The death toll of 250,000 "Bosnians" was invented as a propaganda tool in the first place, a number to appeal to Western public opinion so it would clamor for a military intervention in Bosnia (which was a policy of the Izetbegovic junta). Claims of "aggression" and "genocide" served the same purpose. Propagandists who cooked up these numbers and allegations never really cared for the actual victims; quite the contrary, lies have exploited their suffering, victimizing them all over again.
The best service to the victims of war would be to stop lying, both to them and about them. Matter of fact, let's tear up the entire tapestry of deception that has covered the real Bosnian War - brutal and painful enough without the lies - and has made peace and coexistence there impossible. What Tabeau and Bijak found is not the end of the quest for truth in Bosnia. It is just the beginning.
1 comment:
protagoras, I remember well the incident you mention, when a crowd of protesters was fired upon. I also remember that the shooter was Jusuf "Juka" Prazina, one of the most notorious thugs loyal to Izetbegovic. See, most people in Bosnia didn't want a war; certainly, the Serb and Croat nationalist leadership stood to gain much from the cantonization agreement signed in March 1992, without ever resorting to violence. But Izetbegovic, who had a militant Islamic agenda, needed a conflict in order to muster popular support. He wanted a war, he provoked it, and willingly prolonged it, using the resulting suffering of his people as a political weapon. It is his regime that insists on calling the war an "aggression" and "genocide," neither of which is accurate. I disagree with your definition of "genocide," which cheapens the term and relativizes that crime.

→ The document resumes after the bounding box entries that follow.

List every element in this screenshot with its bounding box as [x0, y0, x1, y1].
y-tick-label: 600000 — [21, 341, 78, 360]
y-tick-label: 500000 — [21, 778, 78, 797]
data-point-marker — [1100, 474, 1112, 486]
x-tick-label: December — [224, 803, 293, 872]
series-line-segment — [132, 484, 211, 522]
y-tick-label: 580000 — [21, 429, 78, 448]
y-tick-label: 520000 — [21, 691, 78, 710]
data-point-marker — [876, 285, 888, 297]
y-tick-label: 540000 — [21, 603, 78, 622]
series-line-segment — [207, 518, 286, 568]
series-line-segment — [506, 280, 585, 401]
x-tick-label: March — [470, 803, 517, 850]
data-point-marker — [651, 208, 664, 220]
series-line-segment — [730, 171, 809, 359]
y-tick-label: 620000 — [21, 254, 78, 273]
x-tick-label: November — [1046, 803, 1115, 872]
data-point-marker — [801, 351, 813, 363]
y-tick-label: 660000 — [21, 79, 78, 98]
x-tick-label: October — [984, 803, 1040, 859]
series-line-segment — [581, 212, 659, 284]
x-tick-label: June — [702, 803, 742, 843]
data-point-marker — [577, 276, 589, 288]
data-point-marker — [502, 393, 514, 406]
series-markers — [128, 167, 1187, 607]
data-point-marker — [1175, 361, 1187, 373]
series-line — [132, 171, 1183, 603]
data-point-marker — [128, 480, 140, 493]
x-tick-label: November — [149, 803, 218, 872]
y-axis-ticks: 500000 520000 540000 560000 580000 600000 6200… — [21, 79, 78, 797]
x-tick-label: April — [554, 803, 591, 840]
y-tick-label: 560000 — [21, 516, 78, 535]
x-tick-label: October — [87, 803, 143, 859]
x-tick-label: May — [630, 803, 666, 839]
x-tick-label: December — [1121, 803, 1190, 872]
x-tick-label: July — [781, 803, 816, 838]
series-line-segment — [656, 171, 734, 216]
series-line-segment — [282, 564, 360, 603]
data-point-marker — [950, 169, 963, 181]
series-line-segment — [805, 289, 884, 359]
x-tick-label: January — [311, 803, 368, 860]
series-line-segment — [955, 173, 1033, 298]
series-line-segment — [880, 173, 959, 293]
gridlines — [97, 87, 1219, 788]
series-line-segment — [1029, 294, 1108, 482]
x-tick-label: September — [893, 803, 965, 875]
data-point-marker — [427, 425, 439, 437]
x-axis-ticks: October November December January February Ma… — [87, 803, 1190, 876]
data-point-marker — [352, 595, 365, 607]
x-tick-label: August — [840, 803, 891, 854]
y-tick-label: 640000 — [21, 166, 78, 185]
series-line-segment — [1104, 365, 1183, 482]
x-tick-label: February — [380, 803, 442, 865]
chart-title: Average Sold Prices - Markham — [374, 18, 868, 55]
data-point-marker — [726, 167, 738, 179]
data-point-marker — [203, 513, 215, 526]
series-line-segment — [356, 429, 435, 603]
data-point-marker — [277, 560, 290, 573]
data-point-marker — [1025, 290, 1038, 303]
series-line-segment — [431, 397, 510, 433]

Of course every loss of life is tragic, and every assault is criminal - I am a libertarian, and oppose aggressive violence altogether. But this is not a discussion of whether or not there was suffering; it's about whether or not that suffering was deliberately misrepresented to achieve political and military objectives, whether by Izetbegovic or by the Empire. I think the issue of numbers demonstrates quite clearly that this was the case.